Stretching her legs and dodging a milk cart she headed across the street. Just as she got to the corner of Hester Street she felt her books begin to slip out of her grasp. Before she could reposition them they plummeted to the floor, their white pages flapping in the wind. Irritated by the delay, Josie gathered them up and was just about to continue when someone caught her arm.
‘Josie—’
She whirled around and brought the flat of her hand hard against her assailant’s face. The crack of palm on cheek echoed around the narrow street.
‘Take your filthy hands off me, Feggy Smith, before I take your eyes out,’ she said showering the young man behind her with slaps and punches.
He curled away from her blows. ‘Josie—’
‘How is it you think you have leave to call me by my name?’ she screamed, her hair loose and her books again on the damp cobbles. She started to punch lower. If he turned towards her a bit she would knee him right where it hurt. ‘My Uncle Pat will have the constable on yer, if you lay so much as a hand on me.’
The young man she was so aggressively pummelling managed to take a step back and straighten up. Josie’s head spun and she dropped her arms by her side.
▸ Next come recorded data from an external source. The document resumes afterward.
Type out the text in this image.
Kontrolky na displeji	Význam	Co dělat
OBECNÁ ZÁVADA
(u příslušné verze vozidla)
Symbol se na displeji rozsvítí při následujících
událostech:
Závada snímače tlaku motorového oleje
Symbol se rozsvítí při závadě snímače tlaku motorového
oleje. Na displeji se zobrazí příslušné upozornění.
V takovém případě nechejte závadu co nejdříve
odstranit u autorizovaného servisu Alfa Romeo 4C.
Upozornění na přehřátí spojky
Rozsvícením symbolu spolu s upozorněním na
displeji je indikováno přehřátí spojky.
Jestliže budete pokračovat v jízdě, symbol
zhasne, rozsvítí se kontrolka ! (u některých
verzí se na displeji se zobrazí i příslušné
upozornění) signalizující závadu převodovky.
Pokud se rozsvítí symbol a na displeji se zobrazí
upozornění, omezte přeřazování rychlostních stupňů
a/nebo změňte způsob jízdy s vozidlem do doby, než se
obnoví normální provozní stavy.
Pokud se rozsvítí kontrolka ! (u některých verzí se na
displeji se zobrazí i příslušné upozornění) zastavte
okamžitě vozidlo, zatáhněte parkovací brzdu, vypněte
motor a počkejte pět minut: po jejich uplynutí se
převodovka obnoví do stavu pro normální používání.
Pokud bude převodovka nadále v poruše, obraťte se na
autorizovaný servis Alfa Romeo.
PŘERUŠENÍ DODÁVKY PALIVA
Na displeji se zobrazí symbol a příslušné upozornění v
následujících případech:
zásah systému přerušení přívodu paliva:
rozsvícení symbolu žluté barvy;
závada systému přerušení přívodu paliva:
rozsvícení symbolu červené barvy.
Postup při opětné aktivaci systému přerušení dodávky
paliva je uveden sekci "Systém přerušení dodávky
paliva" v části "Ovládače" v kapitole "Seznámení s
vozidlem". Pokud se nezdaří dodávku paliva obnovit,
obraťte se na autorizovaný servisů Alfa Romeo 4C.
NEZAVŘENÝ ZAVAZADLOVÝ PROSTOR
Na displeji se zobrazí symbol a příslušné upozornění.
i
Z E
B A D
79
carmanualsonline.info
She couldn’t believe it. He looked the same yet different, and it wasn’t just the barely healed scar crossing the chin. He must have grown an inch a day because he was now close to six foot. He had filled out in a muscular way, but the dark curly hair and the softness in his green eyes were still the same.
The widest of smiles spread across Josie’s face as she leapt up and clasped her arms tight around her assailant’s neck. ‘Patrick!’
Her basket on her arm, Ellen made her way down Seventh Street towards her brother’s small house at the end. She put her free hand to her back and stretched and the ache eased a little. She smoothed her hand over her swollen stomach and smiled.
By the fifth day out from London, just as they reached the swells of the Atlantic Ocean proper, Ellen stopped pretending to herself that she was suffering from seasickness and accepted the fact that she was with child. She had sobbed for a full day with a mixture of joy and regret as deeply held memories came back to her, memories of Josie’s brother, a child cold and lifeless in her arms; memories of making love with Robert. She prayed that his child would not share the fate of her son.
She had spent a great deal of time on the voyage in wondering what her brother Joe would say when she arrived carrying a child but with no husband alongside. He was six years her senior and had always been very much her older brother. The memory of him, standing with a docker’s hook in his hand, next to her father as he demanded that Michael O’Casey do the right thing by her, replayed in her mind each night.
It had been over twelve years since the newly married Joe and his wife Mary had sailed for America. She had carried Josie down to the docks to see them off. Their family and Mary’s had even held a wake for them as no one ever thought to see them again in this life. But when he dashed towards her on the quayside in New York and enveloped her in a bear hug, Ellen knew that she was home, and from that day to this no word of reproach had passed his lips.